Descubrió, con otro fuerte gruñido de sus tripas, que la despensa estaba vacía: con los vaivenes de los últimos días había olvidado comprar comida. En otras circunstancias habría subido a las habitaciones de algún vecino para asaltar su alacena, pero del malagueño no cabía esperar un buen recibimiento después de haberle interrumpido la coyunda y mejor no intentarlo con Max, que —como buen poeta— se alimentaba del aire. Tras repasar a los demás ocupantes del inmueble, concluyó que no le quedaban muchas más opciones: o se arrimaba a Ardengo y su cuadrilla de pintores italianos o se invitaba —otra vez— a casa de Ricardo Canals y le suplicaba a Benedetta, su compañera, que le hiciera un hueco en la mesa. Lo malo de vivir en el Bateau-Lavoir, rodeado de goliardos, era que sobraba el arte y escaseaba el pan.

La puerta se abrió y la silueta de Pablo se recortó en la penumbra. Entró sin llamar, como acostumbraba, y se acercó a la mesa con paso ágil y resuelto. En sus ojos oscuros brillaba una energía eléctrica, salvaje, que hacía que los demás rasgos, salvo su nariz abultada y el flequillo caído, pasaran casi inadvertidos. Tenía el pelo negro y liso, siempre despeinado, y una raya quebrada en el centro de la cabeza disfrazaba las entradas sobre las sienes y le daba un aspecto montaraz.

—¿Tienes algo de cenar? —le reprochó con una mueca adusta que sólo tras una segunda mirada se adivinaba fingida.

—Eso mismo iba a preguntarte yo.

Se sentó con las piernas abiertas y las manos en las rodillas. Madeleine le había dejado exhausto, gruñó. Para sellar la paz, Ulises sacó dos vasos nada limpios y una botella con los restos de una absenta turbia y milenaria. Su amigo, a cambio, partió en dos su último cigarrillo.

—Tienes mala cara, te llegan las ojeras al suelo.

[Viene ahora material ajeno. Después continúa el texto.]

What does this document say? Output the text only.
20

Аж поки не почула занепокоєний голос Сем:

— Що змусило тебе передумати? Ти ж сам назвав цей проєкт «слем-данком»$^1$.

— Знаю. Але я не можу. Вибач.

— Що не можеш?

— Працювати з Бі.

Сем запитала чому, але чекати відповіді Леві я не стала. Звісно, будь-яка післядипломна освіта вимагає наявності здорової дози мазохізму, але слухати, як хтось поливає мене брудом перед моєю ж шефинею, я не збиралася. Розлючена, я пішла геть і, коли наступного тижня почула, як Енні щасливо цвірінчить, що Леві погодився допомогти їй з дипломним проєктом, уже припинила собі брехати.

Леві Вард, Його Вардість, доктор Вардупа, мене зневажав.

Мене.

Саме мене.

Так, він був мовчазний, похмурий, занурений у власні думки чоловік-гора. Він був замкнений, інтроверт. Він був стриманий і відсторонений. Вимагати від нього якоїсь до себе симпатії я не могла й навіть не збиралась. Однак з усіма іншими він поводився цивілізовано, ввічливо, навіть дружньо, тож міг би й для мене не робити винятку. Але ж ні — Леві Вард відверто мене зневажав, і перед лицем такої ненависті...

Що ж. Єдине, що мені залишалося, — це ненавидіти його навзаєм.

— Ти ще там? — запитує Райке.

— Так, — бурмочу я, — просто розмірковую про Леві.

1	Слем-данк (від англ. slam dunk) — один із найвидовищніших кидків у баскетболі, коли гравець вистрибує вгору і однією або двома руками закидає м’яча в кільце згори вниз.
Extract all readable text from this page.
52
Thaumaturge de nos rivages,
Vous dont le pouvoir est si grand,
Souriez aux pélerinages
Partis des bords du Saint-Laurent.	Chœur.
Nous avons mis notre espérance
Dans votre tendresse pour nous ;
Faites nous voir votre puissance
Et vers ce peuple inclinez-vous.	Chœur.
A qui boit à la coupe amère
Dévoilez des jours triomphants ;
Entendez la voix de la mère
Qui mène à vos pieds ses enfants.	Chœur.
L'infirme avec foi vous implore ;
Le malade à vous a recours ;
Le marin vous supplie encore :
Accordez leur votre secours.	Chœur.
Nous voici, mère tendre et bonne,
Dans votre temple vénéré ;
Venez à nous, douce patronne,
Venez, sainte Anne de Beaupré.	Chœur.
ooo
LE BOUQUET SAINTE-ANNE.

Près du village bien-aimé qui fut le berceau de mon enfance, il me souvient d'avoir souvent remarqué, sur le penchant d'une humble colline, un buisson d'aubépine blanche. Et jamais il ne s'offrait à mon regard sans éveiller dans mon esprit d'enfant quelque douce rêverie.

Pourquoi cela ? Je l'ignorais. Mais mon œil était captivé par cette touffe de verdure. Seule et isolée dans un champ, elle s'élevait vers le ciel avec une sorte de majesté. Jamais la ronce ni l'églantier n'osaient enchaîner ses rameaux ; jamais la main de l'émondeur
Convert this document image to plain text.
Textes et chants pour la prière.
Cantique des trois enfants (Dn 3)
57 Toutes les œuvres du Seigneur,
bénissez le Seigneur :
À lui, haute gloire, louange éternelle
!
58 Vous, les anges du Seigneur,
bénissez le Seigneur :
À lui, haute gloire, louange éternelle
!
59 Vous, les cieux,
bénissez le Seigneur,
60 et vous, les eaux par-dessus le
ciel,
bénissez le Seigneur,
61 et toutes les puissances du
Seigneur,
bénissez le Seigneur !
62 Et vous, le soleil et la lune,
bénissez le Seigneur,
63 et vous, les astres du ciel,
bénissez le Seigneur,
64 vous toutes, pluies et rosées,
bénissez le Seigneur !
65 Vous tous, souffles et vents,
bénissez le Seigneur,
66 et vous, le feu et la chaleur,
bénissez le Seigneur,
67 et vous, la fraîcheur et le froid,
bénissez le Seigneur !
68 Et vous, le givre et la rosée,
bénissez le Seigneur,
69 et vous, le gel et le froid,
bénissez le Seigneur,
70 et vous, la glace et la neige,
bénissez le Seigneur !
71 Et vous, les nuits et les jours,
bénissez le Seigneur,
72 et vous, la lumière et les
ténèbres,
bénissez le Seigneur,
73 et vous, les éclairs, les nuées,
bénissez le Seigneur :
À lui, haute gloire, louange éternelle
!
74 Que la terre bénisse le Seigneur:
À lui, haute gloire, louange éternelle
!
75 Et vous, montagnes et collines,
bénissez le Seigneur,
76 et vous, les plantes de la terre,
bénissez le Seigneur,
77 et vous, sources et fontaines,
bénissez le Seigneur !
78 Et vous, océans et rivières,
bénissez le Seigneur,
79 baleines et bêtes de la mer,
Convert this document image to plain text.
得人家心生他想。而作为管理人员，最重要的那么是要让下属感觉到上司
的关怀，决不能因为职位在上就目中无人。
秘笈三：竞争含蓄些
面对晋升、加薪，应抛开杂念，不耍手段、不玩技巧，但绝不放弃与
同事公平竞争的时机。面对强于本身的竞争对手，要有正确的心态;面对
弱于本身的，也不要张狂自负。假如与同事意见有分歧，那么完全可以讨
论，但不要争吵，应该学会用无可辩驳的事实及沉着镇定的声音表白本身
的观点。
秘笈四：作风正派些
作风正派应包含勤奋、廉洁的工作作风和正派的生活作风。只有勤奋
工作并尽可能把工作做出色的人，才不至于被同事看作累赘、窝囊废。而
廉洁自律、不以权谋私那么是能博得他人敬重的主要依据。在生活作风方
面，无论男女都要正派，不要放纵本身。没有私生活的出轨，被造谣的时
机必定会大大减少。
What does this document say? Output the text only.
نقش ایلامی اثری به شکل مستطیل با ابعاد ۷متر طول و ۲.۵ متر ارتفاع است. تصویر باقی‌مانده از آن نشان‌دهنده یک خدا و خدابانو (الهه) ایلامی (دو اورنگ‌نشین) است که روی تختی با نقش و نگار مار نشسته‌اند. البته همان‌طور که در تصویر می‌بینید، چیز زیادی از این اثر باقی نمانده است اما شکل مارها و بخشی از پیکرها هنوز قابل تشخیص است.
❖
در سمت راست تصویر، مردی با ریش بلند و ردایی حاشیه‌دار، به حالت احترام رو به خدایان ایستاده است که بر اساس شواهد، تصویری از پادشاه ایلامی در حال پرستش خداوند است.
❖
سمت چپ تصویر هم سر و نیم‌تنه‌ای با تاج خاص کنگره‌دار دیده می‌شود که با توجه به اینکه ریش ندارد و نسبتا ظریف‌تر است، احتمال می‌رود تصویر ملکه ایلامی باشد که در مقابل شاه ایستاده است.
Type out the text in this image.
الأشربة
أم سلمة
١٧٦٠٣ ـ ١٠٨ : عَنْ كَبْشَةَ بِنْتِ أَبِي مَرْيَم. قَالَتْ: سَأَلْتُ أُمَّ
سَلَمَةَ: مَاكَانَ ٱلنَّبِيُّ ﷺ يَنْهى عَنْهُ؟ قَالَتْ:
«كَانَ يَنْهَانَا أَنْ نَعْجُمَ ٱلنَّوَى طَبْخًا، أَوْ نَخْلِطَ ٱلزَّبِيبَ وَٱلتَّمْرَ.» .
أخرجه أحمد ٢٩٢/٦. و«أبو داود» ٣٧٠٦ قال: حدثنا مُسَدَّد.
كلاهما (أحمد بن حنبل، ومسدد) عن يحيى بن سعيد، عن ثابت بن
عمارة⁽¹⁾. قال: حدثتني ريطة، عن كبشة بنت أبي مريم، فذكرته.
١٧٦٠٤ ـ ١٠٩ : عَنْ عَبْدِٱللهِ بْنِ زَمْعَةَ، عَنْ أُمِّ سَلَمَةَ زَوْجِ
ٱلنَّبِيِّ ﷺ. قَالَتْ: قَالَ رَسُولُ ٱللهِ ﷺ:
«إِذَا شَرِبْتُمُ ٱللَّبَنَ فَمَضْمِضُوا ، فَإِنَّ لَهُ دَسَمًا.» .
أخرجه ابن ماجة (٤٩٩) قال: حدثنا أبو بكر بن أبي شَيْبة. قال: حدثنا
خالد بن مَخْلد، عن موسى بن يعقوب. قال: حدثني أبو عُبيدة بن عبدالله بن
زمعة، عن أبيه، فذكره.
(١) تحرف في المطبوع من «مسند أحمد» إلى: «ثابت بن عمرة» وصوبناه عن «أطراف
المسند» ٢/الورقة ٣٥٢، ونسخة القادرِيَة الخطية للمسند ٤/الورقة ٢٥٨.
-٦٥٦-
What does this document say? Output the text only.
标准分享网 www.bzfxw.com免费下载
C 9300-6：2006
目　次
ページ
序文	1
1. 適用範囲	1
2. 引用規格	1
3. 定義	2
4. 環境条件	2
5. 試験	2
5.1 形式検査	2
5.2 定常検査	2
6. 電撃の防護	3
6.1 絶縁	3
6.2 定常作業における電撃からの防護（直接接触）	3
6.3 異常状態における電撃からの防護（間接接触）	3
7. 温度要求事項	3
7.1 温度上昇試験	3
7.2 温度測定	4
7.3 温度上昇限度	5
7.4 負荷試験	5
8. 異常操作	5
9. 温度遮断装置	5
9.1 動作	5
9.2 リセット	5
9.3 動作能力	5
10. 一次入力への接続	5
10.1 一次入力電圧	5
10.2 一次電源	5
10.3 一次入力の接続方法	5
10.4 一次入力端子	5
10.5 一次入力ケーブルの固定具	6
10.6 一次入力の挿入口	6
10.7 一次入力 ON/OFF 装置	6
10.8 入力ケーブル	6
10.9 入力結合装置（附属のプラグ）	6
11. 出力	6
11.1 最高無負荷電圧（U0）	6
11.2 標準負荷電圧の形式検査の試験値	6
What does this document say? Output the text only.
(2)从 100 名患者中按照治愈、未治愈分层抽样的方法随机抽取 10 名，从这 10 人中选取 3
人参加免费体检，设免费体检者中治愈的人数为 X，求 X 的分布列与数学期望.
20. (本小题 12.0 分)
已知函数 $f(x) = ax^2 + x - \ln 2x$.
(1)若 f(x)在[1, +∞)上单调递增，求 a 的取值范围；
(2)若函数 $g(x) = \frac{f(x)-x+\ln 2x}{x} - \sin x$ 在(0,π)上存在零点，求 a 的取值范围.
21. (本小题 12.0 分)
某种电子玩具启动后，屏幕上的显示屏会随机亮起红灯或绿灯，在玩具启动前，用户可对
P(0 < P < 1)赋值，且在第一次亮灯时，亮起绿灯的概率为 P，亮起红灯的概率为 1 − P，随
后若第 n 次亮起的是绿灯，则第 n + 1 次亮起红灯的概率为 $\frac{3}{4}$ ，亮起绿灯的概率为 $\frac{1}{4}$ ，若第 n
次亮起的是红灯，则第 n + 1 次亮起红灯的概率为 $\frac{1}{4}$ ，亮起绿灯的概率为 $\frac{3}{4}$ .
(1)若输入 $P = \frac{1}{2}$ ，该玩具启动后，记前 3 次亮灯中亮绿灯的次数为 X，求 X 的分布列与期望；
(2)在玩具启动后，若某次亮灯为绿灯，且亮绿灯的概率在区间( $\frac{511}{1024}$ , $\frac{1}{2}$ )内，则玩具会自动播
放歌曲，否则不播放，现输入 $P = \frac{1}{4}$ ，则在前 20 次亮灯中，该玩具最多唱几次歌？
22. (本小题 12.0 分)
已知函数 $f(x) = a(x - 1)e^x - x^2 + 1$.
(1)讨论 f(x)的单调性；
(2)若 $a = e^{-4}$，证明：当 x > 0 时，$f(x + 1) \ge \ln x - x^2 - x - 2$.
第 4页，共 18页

—Como tú eres negro y no se te notan…

Señaló los papeles con un gesto de la barbilla y mucha socarronería. Ulises respondió a la muda pregunta extendiendo los documentos sobre la mesa.

—Has hecho un buen trabajo —reconoció.

—Fue Madeleine. Quién lo diría, ¿verdad?

Con esa paciencia que sólo una modelo de artistas podía tener, había reconstruido y clasificado buena parte de los trozos de papel. Eran notas, los borradores de lo que el difunto había transcrito en su último cuaderno; la letra cuidadosa que se veía en éste, un tanto antigua y pasada de moda, contrastaba con los rasgos desmañados y apresurados de los apuntes. Parecía que hubiese dos Bonancieux, uno febril y alocado y otro reflexivo y meticuloso. Había también algunos bosquejos de correspondencia llenos de tachones.

—¿Te has fijado qué tiquismiquis? —Pablo agitó los papeles, con una mueca de burla—. ¿A ti te parece normal escribir tres borradores de una carta antes de enviarla?

—Puede que le preocupase la posteridad.

Ulises había comenzado a estudiar la correspondencia, más sencilla de leer que de interpretar. En una animaba a un librero, monsieur Dujols, a editar una colección que difundiera el saber hermético; en otra, le comentaba a uno de los Lesseps el extraordinario color de las vidrieras de la catedral de Chartres y, pocos días después, desafiaba a un tal Julien Champagne, pintor, a encontrar la tonalidad exacta de sus colores y añadirla a su paleta.

—¿Conoces a ese Champagne? —le preguntó a su amigo, ya que era artista como él.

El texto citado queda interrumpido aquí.